周りがテストでソワソワする6月…学校に行っていない子の「勉強の遅れ」を焦らず取り戻す3つのステップ

はじめに:6月の定期テスト期に感じる「焦り」との向き合い方

6月中旬から下旬にかけて、中学校では定期テストが実施されます。
不登校のお子さまを持つ保護者さまは「うちの子はこのままで大丈夫なのだろうか」「勉強の遅れが取り返しのつかないことになるのでは」と、1年の中で最も強い焦りや不安、孤立感を感じやすい時期です。

しかし、ここで焦って「テスト範囲だけでもやりなさい!」「少しは遅れを取り戻さないと!」と無理に勉強を詰め込もうとするのは、お子さまの心をさらに追い詰めてしまうため、絶対にNGです。

学校に行っていない時期の勉強は、学校の進度に合わせる必要はありません。今回は、お子さまのペースを最優先しながら、自宅で無理なく学力を積み上げていくための「3つのステップ」を解説します。

焦りは禁物!不登校のお子さまの勉強の遅れを取り戻す3つのステップ

一気に遅れを巻き返そうとするのではなく、以下のステップで「できた!」という小さな自信を育てていきましょう。

◆ ステップ1:勉強を始める前に「安心できる環境」を整える
子どもが「勉強をがんばろう」と思えるようになるには、まず家が「100%安心できる場所」であることが大前提です。
学校に行けていないことへの罪悪感や不安で心がいっぱいになっている状態では、脳がフリーズしてしまい、どれだけ良い教材があっても頭に入りません。

まずは、日常会話の中で勉強の話題を一度脇に置き、お子さまの好きなことや趣味の話を笑顔で聴いてあげる時間を増やしましょう。「学校に行っていなくても、自分の存在を認めてもらえる」という安心感(心のエネルギー)が溜まって初めて、子どもは次のステップへ進むことができます。

◆ ステップ2:教科書の「1ページ」「1問」から始める
エネルギーが少し溜まってきたら、いよいよ勉強のスタートですが、ここでの最大のコツは「ハードルを極限まで下げること」です。

何ヶ月分、あるいは何年分もの遅れを目の前にすると、大人でも気が遠くなりますよね。お子さまに「今日はこれを全部やろう」とワークを差し出すのは挫折の元です。

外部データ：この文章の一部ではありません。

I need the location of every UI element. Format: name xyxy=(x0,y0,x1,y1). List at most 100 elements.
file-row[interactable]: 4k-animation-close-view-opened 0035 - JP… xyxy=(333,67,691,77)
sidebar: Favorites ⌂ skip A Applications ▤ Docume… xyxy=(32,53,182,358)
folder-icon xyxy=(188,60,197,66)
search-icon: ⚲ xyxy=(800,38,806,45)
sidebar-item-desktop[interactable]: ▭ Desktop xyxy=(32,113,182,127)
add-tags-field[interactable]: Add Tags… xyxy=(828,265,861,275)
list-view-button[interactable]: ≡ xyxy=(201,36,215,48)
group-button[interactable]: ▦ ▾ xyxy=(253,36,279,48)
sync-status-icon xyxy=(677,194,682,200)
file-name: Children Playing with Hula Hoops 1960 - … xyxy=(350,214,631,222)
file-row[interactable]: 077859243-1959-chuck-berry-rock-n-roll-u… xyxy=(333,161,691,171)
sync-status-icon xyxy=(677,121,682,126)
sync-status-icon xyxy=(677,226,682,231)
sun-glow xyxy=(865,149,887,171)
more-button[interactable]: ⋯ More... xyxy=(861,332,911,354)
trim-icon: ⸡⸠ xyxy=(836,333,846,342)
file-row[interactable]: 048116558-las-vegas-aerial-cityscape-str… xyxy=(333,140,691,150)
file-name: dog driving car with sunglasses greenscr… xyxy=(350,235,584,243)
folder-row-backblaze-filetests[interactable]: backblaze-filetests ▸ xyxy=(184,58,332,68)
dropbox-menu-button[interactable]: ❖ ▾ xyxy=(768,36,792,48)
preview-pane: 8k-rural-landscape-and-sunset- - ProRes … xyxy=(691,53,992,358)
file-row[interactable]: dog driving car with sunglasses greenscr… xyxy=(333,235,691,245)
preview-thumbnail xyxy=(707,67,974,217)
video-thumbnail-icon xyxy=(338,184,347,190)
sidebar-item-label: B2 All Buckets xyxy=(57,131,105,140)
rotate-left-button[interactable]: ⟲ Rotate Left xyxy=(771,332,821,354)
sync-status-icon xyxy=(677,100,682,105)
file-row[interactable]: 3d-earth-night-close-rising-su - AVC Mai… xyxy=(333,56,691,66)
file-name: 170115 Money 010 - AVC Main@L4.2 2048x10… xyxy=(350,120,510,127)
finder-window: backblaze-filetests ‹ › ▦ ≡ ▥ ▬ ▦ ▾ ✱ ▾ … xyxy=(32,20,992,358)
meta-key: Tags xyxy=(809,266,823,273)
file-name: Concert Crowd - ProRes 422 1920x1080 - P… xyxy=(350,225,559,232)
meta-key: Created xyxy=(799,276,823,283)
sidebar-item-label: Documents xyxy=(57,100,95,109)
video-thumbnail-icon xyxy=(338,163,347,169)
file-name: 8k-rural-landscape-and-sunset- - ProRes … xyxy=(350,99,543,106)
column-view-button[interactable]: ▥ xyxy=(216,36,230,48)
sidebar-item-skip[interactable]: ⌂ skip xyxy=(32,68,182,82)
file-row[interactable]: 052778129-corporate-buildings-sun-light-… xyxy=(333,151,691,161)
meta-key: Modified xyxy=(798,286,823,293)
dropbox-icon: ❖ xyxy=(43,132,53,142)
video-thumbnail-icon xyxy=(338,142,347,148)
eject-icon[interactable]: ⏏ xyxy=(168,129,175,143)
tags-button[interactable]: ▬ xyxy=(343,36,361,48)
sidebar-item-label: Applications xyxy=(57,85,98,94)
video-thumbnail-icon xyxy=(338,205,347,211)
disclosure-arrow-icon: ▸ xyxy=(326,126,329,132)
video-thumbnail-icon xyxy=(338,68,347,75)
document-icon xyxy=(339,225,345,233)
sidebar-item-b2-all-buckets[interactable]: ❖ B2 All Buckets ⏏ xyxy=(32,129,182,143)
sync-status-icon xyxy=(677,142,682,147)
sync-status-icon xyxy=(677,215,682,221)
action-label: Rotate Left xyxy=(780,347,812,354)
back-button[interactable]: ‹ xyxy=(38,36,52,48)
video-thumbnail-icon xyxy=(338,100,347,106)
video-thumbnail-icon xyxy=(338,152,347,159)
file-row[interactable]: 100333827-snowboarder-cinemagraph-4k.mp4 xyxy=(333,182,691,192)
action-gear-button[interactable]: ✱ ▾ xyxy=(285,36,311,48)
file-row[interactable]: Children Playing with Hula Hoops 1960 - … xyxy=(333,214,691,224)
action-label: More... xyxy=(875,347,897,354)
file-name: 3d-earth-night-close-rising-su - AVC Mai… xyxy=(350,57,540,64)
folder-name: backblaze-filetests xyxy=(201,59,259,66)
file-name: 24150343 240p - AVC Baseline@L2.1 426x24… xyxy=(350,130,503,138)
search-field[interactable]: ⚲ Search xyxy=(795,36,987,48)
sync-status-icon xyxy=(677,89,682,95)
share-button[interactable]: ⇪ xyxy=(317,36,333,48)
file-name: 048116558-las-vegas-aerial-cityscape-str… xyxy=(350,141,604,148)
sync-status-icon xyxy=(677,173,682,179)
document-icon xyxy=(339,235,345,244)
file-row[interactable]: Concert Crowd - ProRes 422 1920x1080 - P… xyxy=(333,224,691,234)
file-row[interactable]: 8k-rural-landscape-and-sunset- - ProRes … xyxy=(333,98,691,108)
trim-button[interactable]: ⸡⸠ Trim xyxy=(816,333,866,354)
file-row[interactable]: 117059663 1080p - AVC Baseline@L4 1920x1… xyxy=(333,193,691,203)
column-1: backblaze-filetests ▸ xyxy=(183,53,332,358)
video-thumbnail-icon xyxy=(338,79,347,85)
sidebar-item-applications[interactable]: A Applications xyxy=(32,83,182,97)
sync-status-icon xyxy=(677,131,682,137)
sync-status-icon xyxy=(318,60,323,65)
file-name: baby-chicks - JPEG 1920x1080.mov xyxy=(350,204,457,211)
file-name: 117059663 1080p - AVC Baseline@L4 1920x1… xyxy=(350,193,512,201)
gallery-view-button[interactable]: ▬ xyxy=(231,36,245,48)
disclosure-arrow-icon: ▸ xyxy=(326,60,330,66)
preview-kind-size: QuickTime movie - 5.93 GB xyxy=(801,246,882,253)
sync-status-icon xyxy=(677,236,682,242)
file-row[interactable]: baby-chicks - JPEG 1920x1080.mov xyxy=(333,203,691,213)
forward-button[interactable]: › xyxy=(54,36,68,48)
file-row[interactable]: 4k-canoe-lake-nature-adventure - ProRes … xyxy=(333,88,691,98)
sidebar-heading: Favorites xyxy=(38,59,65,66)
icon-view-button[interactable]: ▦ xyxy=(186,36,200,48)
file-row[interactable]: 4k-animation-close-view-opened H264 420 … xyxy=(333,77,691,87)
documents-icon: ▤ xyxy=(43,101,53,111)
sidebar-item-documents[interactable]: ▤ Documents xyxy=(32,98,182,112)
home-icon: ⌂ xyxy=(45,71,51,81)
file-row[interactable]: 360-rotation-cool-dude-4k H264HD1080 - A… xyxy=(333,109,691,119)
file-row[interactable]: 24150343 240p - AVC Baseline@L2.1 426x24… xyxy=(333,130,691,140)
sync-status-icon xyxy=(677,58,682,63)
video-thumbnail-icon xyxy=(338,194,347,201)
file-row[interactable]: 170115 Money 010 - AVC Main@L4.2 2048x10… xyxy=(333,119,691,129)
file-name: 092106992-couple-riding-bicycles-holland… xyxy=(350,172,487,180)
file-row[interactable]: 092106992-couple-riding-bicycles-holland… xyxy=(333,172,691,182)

・「今日は教科書を1ページ読むだけで終わりにしておこう」
・「ワークの1問目だけ、一緒に解いてみよう」

このように、5分〜10分で絶対に終わるスモールステップから始めましょう。「今日も予定通りにできた!」という小さな達成感の積み重ねが、勉強への苦手意識を少しずつ溶かしていきます。


◆ ステップ3:「わからない原因」まで思い切って遡る
中学生の勉強、特につまずきやすい「数学」や「英語」は、過去の基礎が積み重なってできています。現在習っている単元がわからないのは、実は小学校の算数のルールや、英語の初期の文法が抜けていることが本当の原因であるケースがほとんどです。

学校の進度を追いかけるのは一度やめて、お子さまが「ここなら確実に解ける」という学年や単元まで、思い切って遡って(引き算して)勉強をスタートさせましょう。急がば回れで、基礎の土台を固めることこそが、結果的に最も早く遅れを取り戻す近道になります。

まとめ:学校のペースではなく「お子さまのペース」が正解

周りがテストで盛り上がっていると、どうしても親は焦ってしまいます。しかし、学びの形は十人十色です。学校の決めたスケジュールに合わせられなかったからといって、お子さまの将来が閉ざされるわけでは決してありません。

キツい目標に向かって無理をする必要はありません。大切なのは、世間の進度ではなく「お子さま自身の今のペース」を信じてあげることです。
お家で1ページ、小さな一歩を優しく見守りながら、少しずつ前に進んでいきましょう。